The first Women's Boat Race took place in 1927, but did not become an annual fixture until the 1960s. Until 2014, the contest was conducted as part of the Henley Boat Races, but as of the 2015 race, it is held on the River Thames, on the same day as the men's main and reserve races. The reserve race, contested between Oxford's Isis boat and Cambridge's Goldie boat has been held since 1965. It usually takes place on the Tideway, prior to the main Boat Race.

Cambridge coach Lou Barry was aiming to lead the Light Blues to victory for the fourth consecutive time under his guidance, while Oxford were coached by their former Blue, Ronnie Howard, who represented the university in the 1957 and 1959 races. The race was umpired by the former Oxford and Olympic rower Christopher Davidge who had represented the Dark Blues in the 1949, 1951 and 1952 races.

==Crews==
The Oxford crew weighed an average of 13 st 8 lb (86.0 kg), 2 lb per rower more than their opponents. Cambridge saw the return of four former Blues in Chris Baillieu, James Hervey-Bathurst, Christopher Rodrigues and N. G. Hughes, all of whom had made their Boat Race debut in the 1970 race. Oxford welcomed back A. J. Hall, J. Hawksley and F. J. L. Dale, the latter rowing in his third Boat Race for the Dark Blues. Cambridge's American number seven, Somerset Waters III, was the only non-British rower recorded in the race.

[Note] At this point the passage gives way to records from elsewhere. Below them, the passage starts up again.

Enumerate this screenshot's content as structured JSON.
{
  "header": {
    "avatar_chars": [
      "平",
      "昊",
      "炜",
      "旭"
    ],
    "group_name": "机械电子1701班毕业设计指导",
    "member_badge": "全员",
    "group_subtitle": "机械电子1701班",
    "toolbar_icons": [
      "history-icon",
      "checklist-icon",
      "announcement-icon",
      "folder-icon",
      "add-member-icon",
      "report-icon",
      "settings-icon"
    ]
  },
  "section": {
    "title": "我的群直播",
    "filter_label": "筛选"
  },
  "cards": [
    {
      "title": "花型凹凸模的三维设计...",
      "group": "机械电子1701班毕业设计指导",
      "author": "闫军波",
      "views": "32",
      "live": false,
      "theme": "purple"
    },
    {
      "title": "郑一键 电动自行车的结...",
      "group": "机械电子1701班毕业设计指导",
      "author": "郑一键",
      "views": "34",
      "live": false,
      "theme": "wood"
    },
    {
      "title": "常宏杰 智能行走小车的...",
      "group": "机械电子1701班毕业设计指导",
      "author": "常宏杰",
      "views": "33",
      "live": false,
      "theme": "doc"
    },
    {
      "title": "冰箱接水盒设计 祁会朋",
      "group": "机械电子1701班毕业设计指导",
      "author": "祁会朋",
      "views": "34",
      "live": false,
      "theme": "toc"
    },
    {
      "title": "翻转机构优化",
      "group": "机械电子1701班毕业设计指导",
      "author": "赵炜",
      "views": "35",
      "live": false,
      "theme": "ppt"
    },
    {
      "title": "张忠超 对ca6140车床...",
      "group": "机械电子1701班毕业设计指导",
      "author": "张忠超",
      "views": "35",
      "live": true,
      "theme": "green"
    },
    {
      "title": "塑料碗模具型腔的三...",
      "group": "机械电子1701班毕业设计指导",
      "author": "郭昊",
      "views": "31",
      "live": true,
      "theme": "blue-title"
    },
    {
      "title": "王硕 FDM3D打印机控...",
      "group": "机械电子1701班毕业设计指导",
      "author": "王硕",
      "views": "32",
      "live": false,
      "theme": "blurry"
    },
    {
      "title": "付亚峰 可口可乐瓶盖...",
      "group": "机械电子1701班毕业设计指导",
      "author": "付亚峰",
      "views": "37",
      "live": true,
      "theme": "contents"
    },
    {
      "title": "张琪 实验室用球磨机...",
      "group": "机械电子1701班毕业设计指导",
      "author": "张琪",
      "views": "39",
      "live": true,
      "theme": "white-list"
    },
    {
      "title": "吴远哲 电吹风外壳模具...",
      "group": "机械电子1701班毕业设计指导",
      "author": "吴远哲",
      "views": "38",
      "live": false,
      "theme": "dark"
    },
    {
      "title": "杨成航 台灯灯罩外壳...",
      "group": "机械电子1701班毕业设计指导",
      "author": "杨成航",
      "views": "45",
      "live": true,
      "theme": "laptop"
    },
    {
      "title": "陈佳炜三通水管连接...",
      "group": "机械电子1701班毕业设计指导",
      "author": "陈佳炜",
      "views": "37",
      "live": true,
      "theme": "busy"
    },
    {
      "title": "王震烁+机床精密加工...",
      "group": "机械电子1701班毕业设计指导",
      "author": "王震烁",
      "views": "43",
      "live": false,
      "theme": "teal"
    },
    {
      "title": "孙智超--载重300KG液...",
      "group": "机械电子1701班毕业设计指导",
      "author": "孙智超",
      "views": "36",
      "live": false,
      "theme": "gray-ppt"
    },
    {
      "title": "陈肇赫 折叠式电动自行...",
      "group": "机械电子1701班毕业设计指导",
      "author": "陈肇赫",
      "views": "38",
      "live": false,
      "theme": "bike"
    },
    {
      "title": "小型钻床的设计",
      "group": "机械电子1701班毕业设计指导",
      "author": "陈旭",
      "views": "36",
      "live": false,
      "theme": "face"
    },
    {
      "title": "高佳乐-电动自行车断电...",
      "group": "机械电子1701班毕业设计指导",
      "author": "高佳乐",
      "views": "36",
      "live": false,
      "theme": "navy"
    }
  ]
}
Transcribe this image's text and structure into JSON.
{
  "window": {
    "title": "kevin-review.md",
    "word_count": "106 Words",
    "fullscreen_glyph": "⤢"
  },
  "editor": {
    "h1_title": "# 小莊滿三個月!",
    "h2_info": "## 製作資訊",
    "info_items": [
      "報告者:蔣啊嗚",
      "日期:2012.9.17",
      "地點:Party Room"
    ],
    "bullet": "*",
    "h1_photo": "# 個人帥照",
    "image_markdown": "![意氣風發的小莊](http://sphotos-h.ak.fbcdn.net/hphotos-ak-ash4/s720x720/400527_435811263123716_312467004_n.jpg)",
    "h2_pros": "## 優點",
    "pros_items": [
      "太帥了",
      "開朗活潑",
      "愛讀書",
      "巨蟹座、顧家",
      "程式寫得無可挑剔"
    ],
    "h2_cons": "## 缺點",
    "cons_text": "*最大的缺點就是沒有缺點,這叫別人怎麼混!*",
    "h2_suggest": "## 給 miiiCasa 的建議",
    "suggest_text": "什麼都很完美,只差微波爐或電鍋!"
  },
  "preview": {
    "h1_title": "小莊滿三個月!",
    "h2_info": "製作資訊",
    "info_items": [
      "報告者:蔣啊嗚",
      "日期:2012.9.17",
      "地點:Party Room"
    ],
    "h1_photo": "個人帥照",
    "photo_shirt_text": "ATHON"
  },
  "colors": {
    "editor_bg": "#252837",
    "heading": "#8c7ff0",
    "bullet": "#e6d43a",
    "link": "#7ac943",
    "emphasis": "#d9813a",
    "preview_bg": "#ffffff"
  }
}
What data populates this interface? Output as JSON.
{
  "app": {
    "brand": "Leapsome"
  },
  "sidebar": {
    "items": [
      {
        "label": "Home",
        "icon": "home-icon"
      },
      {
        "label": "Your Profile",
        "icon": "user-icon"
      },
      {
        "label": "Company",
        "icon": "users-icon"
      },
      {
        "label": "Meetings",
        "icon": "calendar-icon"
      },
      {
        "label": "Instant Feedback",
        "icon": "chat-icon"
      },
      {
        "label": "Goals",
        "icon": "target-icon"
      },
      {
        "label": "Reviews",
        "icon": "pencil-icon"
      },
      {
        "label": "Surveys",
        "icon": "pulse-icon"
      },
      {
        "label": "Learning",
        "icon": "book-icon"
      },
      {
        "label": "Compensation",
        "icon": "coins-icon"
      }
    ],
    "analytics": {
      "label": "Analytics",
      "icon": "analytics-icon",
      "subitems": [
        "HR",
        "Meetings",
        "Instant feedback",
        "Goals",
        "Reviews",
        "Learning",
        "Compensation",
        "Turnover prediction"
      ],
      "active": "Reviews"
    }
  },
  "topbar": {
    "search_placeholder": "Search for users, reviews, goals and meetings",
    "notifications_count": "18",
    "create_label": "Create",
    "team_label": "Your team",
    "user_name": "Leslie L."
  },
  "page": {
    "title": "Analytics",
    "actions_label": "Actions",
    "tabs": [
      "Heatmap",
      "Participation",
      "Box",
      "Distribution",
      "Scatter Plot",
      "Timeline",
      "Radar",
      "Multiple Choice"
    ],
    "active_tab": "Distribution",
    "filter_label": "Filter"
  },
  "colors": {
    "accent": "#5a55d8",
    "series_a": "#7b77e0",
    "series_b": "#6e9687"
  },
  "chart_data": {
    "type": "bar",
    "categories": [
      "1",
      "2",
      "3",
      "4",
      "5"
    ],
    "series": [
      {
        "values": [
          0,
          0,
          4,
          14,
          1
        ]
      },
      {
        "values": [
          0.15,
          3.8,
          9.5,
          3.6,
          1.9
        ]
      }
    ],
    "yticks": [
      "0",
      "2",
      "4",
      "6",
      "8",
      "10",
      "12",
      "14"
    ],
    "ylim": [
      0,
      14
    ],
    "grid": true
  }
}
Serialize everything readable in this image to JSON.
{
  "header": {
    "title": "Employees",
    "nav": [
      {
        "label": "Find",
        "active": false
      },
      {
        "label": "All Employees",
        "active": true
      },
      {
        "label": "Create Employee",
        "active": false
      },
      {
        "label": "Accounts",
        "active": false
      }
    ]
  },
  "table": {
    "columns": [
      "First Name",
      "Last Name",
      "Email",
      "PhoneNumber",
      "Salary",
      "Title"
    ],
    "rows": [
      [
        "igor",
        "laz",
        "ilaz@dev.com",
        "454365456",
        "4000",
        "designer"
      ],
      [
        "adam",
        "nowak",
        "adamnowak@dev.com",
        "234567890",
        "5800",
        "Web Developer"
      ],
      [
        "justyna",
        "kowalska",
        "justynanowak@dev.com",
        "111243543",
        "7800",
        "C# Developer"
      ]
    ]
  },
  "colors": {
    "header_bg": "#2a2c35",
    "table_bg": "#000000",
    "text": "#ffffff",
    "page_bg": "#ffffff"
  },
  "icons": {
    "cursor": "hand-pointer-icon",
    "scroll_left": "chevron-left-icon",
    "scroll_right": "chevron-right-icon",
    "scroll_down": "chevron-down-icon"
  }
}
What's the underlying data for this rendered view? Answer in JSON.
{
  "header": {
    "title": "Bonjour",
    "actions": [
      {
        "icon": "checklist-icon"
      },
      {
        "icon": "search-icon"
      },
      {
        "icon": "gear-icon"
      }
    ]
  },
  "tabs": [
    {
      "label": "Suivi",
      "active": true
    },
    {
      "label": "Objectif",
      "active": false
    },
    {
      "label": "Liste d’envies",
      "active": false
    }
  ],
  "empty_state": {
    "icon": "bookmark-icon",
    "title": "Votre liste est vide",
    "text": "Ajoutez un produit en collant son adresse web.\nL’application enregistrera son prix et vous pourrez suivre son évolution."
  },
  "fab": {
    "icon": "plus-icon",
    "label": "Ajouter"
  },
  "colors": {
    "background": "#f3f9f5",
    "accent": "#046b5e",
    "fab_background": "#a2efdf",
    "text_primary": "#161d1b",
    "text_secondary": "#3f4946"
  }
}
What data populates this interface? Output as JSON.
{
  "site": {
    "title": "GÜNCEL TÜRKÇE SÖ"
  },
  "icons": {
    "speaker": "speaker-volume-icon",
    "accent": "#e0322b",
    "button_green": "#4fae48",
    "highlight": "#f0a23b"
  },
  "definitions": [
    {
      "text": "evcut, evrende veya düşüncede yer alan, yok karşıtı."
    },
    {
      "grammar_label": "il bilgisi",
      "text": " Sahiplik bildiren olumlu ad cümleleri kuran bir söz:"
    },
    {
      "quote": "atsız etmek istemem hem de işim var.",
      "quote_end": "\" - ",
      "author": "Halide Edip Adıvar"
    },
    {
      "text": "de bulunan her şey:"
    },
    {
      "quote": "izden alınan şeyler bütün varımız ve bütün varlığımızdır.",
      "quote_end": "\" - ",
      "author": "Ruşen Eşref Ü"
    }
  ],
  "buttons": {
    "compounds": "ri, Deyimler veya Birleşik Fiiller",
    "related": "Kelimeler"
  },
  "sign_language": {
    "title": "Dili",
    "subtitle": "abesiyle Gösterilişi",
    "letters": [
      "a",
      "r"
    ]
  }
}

| Seat | Oxford |  |  | Cambridge |  |  |
| Name | College | Weight | Name | College | Weight |
| Bow | D. Hunt | Keble | 12 st 11 lb | G. J. Phillpotts | Clare | 11 st 11 lb |
| 2 | K. Bolshaw | Christ Church | 12 st 11 lb | C. L. Baillieu | Jesus | 13 st 5 lb |
| 3 | S. D. Nevin | Christ Church | 13 st 8 lb | J. F. Hervey-Bathurst | Trinity | 13 st 4 lb |
| 4 | C. R. W. Parish | Christ Church | 13 st 10 lb | N. W. James | Jesus | 13 st 10 lb |
| 5 | D. R. D. Willis | St Peter's | 15 st 0 lb | B. A. Sullivan | Selwyn | 14 st 7 lb |
| 6 | A. J. Hall | Keble | 14 st 13 lb | D. L. Maxwell | Jesus | 14 st 6 lb |
| 7 | F. J. L. Dale (P) | Keble | 14 st 13 lb | S. R. Waters III | Trinity | 13 st 8 lb |
| Stroke | J. Hawksley | Balliol | 12 st 10 lb | C. J. Rodrigues (P) | Jesus | 13 st 6 lb |
| Cox | M. T. Eastman | Christ Church | 8 st 11 lb | N. G. Hughes | Queens' | 8 st 12 lb |
Source: (P) – Boat club president

==Race==

The Championship Course along which the Boat Race is contested

Cambridge were pre-race favourites, according to Jim Railton writing in The Times, they were "the strongest favourites for many years". They won the toss and elected to start from the Surrey station, consigning Oxford to Middlesex, from which the losers of the last ten consecutive races had commenced. After a good start, and despite a "desperate attack" from the Dark Blues, Cambridge were three seconds ahead at the Mile Post. The Light Blues were clear soon after and by the time the crews shot Hammersmith Bridge, they held a three length, ten-second lead over Oxford. By Chiswick Steps, the lead had extended out to 18 seconds; Oxford trailed by 26 seconds at Barnes Bridge and could make no ground on Cambridge as they passed the finishing post ten lengths clear. The winning time of 17 minutes 58 seconds was the second fastest in the history of the event, behind that of the Cambridge crew of the 1948 race who recorded a time eight seconds faster.

In the reserve race, Cambridge's Goldie beat Oxford's Isis by fifteen lengths, their fifth consecutive victory. In the 26th running of the Women's Boat Race, Cambridge triumphed, their ninth consecutive victory.